Two actually, Chef Mark Serice and Chef Jim Hurtubise. Chef Serice was my garde manger instructor and also the Executive Chef in the first big kitchen I worked in. Chef Hurtubise was the pastry and baking instructor and his positive attitude and work ethic were inspiring.

What do you love most about being an educator with Culinard?

My favorite part about working at Culinard is that I truly enjoy going to work each day. I get to go to the school, work with food, and teach other people how to work with food. I feel like I’m helping enrich my students’ lives. Helping them develop skills and building confidence. It feels good knowing that I’ve helped in some way to make someone’s life better.
Getting to work with Chefs Wooten, Coker, Sawyer and Monsegur every day comes in a close second.

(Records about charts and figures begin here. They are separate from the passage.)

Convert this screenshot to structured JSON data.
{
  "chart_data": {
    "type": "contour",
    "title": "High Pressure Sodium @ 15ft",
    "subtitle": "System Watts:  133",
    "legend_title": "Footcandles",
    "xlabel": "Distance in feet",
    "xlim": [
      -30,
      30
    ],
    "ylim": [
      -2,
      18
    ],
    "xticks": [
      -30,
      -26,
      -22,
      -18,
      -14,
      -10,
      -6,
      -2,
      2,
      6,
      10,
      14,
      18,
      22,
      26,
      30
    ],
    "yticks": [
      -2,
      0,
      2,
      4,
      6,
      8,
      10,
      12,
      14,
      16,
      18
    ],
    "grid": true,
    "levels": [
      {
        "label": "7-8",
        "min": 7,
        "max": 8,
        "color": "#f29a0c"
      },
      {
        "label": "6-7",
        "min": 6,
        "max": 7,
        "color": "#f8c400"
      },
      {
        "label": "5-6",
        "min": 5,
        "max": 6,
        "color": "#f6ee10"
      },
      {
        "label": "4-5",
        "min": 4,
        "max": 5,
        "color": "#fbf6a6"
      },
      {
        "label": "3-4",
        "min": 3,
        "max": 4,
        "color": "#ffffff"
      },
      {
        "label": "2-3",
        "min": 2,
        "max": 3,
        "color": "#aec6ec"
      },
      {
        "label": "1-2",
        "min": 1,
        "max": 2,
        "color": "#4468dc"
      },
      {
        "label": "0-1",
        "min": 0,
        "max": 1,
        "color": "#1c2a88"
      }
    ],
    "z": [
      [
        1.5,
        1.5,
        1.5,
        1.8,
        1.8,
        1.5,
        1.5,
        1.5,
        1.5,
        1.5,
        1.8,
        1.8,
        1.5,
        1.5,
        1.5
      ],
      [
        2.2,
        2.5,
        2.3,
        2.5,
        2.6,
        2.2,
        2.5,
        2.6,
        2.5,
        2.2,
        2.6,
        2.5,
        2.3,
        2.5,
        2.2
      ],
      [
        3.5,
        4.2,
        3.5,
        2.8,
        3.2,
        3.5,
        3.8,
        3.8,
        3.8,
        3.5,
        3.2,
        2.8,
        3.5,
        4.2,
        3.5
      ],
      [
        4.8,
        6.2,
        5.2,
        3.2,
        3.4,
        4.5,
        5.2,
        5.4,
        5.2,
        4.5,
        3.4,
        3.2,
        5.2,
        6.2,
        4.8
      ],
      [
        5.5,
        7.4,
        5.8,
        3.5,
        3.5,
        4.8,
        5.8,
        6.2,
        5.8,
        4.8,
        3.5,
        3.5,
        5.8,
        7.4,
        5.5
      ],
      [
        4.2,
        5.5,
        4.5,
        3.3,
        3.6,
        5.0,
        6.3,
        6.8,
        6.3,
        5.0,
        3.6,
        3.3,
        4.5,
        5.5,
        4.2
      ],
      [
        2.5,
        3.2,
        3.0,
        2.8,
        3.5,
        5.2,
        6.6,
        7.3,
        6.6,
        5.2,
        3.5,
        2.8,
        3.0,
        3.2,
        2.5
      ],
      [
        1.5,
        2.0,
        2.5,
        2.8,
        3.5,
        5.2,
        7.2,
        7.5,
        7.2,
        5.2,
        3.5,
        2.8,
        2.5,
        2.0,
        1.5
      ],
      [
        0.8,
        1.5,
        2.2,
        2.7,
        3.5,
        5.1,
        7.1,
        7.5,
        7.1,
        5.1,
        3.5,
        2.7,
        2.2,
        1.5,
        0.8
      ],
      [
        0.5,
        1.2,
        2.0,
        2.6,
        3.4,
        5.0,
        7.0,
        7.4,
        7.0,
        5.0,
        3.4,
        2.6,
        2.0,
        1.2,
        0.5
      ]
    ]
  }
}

What’s a typical day on campus?

Each day I get to the school before my class meets. I go to the office, check my email and get set up for the day’s class. A few minutes before class starts I make my way to the classroom and greet the students as they come in. When class starts we discuss what we are going to be doing that day, I lecture for about half an hour and we go over the day’s recipes. After that I usually let the students take a short break and then we do a quick line up and get into the kitchen. I’ll do a demo if it’s called for that day and then I help the students with the day’s recipes, trying my best to not hover over them.
I find that students often learn better when they are given some space. After the cooking is done we evaluate what we did, talk about the food and what they think about it. We clean up the kitchen and then meet back in the classroom to discuss what’s on the agenda for the next day. I thank the students for coming and when they have all left I head to the Chef’s Office to do paperwork, grade homework, tests etc. I go over the curriculum for the next day, double check the recipes, go into the cooler and storeroom to set up any supplies we may need and by that time it’s usually the end of the day.

Best piece of advice you give your students:

Something I heard from my grandfather, though it applies to life in general as well as to culinary school. Anything worth doing is worth doing right. The more you put into something, the more you get out of it.

What is one of your proudest moments to date?

The day I opened my restaurant. It was a lot of work getting it going, a lot more than I thought it would be, but on the day we opened, I couldn’t have been any prouder.

How would you describe your cooking philosophy in five words or less?

Faster isn’t always better.

What was the last dish you cooked at home?

The last thing I cooked at home was a soup. It’s sort of my take on Tom Yum Gai meets Soba noodle soup. Chicken simmered in chicken stock with sesame oil, ginger, lime, soy, garlic and green onions. When the chicken is cooked you take it out and put in carrots, green beans, chili sauce and soba noodles. While the noodles etc cook you dice the chicken. When the noodles are cooked you add the chicken back in, adjust the seasoning and eat carefully. It’s spicy and hot!